Now, much had been made by the lecture staff about the wide variety of backgrounds and experiences we, the students, had prior to the course. For some this is their second or third masters, but for the majority it is their first postgraduate qualification. Many, like me, graduated with a BSc or BA in Psychology, but there is also a wealth of other talent on board, from computer science students to those who studied linguistics. Some studied neuroscience, and others had a more biomedical background.

Therefore one would hope that the lecture staff would really start with the basics, and build up to more complex and specialist information. Sadly not. My main complaint about Tuesday morning is that Marty Sereno, who teaches 'Structure and Measurement of the Brain' (which encompasses Neuroanatomy, Neurophysiology, and Neuroimaging Physics)seemed to assume we were all already familiar with pretty advanced maths, physics and chemistry concepts, and wasted no time in explaining much of the terminology he employed. For poor old me, who hasn't done any maths or real science in the last decade (not since the last century, in fact) this was a bit of a problem.
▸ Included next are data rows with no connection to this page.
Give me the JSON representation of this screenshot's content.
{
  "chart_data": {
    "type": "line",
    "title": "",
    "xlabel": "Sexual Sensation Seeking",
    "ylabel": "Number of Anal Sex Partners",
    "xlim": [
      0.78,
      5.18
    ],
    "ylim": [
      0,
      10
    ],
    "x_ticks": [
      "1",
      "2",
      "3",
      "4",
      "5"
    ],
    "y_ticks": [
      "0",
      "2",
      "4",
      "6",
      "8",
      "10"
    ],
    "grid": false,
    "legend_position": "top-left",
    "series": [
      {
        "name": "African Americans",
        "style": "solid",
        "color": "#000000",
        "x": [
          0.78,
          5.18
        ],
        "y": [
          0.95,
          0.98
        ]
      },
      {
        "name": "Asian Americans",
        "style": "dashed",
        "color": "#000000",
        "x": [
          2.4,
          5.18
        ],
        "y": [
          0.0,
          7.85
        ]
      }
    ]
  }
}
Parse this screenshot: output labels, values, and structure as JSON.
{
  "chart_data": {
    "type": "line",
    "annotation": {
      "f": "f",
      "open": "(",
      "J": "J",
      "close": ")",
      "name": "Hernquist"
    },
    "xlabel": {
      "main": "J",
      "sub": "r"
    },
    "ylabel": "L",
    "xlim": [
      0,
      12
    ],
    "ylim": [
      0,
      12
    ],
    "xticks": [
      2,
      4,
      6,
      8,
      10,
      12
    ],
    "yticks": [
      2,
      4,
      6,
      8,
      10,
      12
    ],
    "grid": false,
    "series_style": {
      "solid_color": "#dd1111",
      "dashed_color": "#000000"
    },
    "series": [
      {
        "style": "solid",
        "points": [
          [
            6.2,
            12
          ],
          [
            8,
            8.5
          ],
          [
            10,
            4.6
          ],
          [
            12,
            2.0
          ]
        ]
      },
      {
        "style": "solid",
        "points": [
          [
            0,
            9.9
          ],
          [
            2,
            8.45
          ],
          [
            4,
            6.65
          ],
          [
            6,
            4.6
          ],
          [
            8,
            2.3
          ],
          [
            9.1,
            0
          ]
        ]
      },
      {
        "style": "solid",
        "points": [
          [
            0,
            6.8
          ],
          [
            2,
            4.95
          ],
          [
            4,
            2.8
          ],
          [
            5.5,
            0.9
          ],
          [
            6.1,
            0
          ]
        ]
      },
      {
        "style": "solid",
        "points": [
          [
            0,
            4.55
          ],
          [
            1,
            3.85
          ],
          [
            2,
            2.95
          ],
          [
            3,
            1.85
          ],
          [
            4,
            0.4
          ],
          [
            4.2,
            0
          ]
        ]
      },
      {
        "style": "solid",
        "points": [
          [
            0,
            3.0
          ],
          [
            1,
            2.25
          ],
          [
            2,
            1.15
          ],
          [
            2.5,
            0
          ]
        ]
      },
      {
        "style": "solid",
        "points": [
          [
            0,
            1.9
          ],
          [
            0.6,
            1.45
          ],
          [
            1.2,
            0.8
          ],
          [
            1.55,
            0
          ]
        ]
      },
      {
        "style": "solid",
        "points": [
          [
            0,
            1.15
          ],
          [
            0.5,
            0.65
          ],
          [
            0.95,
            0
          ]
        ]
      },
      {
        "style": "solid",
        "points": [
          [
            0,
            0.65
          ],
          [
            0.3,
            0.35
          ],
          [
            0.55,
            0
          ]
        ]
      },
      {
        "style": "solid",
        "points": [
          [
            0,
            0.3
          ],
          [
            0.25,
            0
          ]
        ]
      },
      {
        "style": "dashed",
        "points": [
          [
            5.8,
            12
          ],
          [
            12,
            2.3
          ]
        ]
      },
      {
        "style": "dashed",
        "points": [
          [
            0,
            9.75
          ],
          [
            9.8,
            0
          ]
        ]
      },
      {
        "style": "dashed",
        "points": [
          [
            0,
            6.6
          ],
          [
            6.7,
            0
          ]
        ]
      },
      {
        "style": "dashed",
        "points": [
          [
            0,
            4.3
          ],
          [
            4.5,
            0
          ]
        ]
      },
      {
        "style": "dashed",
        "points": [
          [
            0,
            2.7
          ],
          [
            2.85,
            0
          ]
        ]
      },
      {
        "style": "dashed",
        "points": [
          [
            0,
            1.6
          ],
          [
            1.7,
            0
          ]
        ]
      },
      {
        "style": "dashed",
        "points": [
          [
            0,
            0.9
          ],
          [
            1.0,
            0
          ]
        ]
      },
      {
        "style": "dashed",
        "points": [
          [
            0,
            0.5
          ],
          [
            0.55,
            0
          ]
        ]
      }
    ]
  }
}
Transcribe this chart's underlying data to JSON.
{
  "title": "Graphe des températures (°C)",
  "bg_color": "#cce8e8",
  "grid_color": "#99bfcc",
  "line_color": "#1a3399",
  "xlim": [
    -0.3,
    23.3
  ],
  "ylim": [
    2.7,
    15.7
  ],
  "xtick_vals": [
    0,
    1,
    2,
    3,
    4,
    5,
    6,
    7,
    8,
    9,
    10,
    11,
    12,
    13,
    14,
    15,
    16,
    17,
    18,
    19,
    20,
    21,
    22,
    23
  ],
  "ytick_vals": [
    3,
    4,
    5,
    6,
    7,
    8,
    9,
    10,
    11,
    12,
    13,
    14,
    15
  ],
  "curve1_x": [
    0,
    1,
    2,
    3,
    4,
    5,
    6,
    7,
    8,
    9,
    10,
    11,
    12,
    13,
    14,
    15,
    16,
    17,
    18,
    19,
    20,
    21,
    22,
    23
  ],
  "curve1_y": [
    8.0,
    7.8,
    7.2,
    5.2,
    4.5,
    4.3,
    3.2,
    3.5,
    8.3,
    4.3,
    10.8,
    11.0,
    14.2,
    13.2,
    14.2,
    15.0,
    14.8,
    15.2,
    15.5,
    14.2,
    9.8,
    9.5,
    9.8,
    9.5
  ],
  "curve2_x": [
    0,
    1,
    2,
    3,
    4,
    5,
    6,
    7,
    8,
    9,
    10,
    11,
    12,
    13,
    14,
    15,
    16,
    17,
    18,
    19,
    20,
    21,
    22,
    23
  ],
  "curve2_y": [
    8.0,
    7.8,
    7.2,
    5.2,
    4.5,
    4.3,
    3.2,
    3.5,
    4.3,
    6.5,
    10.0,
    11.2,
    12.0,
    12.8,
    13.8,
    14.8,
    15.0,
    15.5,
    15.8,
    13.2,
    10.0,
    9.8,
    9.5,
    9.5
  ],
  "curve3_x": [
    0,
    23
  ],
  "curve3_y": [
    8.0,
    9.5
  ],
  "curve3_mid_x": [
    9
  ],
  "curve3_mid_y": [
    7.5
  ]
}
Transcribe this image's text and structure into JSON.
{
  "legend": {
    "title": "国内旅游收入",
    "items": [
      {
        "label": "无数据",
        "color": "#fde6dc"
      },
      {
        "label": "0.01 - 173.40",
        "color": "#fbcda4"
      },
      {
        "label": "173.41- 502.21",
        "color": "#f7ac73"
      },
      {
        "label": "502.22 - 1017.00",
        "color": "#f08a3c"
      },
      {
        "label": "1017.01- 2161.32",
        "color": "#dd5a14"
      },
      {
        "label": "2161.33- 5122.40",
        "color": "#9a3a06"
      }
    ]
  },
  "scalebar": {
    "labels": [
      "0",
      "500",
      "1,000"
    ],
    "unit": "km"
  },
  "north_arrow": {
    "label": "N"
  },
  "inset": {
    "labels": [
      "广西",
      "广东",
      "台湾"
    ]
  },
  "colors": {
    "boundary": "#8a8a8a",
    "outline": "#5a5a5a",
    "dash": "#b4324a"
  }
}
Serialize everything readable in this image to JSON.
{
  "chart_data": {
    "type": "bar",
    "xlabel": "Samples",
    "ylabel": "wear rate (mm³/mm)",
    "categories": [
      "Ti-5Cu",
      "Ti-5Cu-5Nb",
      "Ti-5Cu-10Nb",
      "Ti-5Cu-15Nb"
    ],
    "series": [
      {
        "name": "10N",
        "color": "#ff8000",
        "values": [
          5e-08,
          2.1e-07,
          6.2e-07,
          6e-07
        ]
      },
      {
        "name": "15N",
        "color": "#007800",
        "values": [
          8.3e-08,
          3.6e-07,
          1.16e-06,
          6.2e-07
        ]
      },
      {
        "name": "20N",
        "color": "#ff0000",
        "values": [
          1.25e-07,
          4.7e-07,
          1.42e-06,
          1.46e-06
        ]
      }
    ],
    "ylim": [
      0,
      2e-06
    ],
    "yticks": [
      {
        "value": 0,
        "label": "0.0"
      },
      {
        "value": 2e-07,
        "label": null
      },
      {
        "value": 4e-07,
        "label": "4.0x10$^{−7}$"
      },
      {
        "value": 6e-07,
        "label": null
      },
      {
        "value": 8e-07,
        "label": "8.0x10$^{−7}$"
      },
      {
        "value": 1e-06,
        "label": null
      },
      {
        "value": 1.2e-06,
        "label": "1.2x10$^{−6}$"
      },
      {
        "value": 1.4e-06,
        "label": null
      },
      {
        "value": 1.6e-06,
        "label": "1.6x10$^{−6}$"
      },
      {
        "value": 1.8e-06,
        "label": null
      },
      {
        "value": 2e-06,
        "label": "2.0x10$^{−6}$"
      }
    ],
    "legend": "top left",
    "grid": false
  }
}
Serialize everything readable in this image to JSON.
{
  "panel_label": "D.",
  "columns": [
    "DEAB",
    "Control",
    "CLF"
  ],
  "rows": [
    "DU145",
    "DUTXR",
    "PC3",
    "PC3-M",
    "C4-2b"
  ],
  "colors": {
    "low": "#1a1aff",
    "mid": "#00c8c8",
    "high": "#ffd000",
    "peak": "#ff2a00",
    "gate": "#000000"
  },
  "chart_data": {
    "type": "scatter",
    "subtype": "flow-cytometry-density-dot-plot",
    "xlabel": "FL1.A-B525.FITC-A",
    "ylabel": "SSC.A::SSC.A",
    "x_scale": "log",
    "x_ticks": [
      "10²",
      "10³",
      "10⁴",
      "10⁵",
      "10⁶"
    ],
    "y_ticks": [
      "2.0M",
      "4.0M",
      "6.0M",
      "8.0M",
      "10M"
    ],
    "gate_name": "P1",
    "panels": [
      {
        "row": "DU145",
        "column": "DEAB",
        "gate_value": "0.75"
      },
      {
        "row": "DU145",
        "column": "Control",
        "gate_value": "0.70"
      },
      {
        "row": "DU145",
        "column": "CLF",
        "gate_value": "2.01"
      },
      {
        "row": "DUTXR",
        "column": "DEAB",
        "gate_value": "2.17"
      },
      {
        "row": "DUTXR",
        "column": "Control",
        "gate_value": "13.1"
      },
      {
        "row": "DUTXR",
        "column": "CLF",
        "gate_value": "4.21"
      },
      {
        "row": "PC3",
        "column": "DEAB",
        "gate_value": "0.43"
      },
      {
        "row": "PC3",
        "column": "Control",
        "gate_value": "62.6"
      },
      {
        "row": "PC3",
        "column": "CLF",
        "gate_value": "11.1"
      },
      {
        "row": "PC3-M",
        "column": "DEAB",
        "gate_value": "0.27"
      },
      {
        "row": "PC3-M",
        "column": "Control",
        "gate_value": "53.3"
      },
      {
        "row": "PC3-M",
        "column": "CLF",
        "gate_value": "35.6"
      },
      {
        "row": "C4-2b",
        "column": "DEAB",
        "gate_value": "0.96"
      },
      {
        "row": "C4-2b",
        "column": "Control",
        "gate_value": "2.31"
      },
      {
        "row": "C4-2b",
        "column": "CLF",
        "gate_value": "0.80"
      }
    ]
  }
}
This was exacerbated by the fact that, rather than starting at the beginning, Marty seemed to deliver the points of his lecture in a bizarre mixed up order of concepts, often explaining how a process works far before explaining what the process actually is and does. Passionate he certainly is, and his knowledge seemed superb. But when I asked a question (basically 'what on earth are you talking about') he merely stated he would come back to my question, and then promptly forgot.

Luckily when I went home and began to plough through the reading things started to make sense. I now have a basic understanding of the signalling processes employed by neurons (or brain cells), which is far too dull to even bother explaining here, but in very simple terms it has to do with flipping the balance of positive and negatively charged ions inside and outside the cell wall to create a sudden electrical charge which then fires along to the next brain cell to convey the signal. Simple, and it only took a few hours of reading.

The rest of Tuesday was pretty much administrative stuff, learning about the departmental intranet and IT services and a little information about our major project for the course. We also discussed applying for PhD funding, which needs to be done very soon indeed. This presents me with a bit of a problem, as a large part of my reason for doing this course is that I don't yet know what field I want to go into for my PhD, and so was hoping that the masters would give me extra knowledge of all aspects of neuroscience. So it came as a bit of a shock to learn that I would need to apply for funding within the first month of the course. Arse.

By the time my second day of lectures came around, I was still worrying about my experience of Mondays class. Surely it couldn't all be this hard? If week one was going to be that complex then what the hell was week ten, twenty or fifty going to be like?

Luckily, I was presently surprised by Thursday, as much of it was very basic revision of the statistical concepts I had learnt at undergraduate level. I would say I was already familiar with about 90% of what was discussed in out first 'Advanced Quantitative Methods' class, and looking over the timetable for the coming months most of this module does seem to build on concepts with which I am already familiar. I had been dreading statistics, but I left the class feeling very, very relieved.

Which brings me on to my final class of the week, 'Lesion approaches'. This class covers what we can learn about the brain by examining what effect is observed when a specific area of the brain is damaged, and the impairments it causes. I have a feeling this may become a personal favourite of mine, and although week one was very basic and introductory in tone, it did not disappoint.

So there you have it, week one. Sorry there wasn't much to report, but due to the nature of these things this first week was mostly spend getting to know the staff, finding out where we needed to be for each class and discussing what we will be learning over the next 12 months.

I would imagine that as of Monday, the exciting stuff starts! But don't worry, I will be here to keep you posted!


  1. Urr... First weeks they like to intimidate you. I remember once when I started doing German GCSE, he did the whole first lesson COMPLETELY in German.

    Next lesson he spoke in English.

    So hopefully you'll find you feet and it'll all be fine.

  2. I think Feynman has good commentary with regards to the difficulty level - if it wasn't difficult, you probably ought not to be in the class! :) plus, as you kind of pointed out, it started to make sense once you started reading up on it.

  3. It wasn't so much the difficulty as the disjointed nature of the way he went about it. He would introduce key concepts later into the lecture, that would have been needed to understand much of what was covered earlier. It's like teaching a child to count at 5, following with 8 and 10, whilst leaving 1,2 and 3 until the following week.

    But to be fair, I think his teaching style is a product of his passion for the subject. He seems to enjoy going off on tangents and exploring concepts as he goes along. Passion being a very desirable quality in a tutor!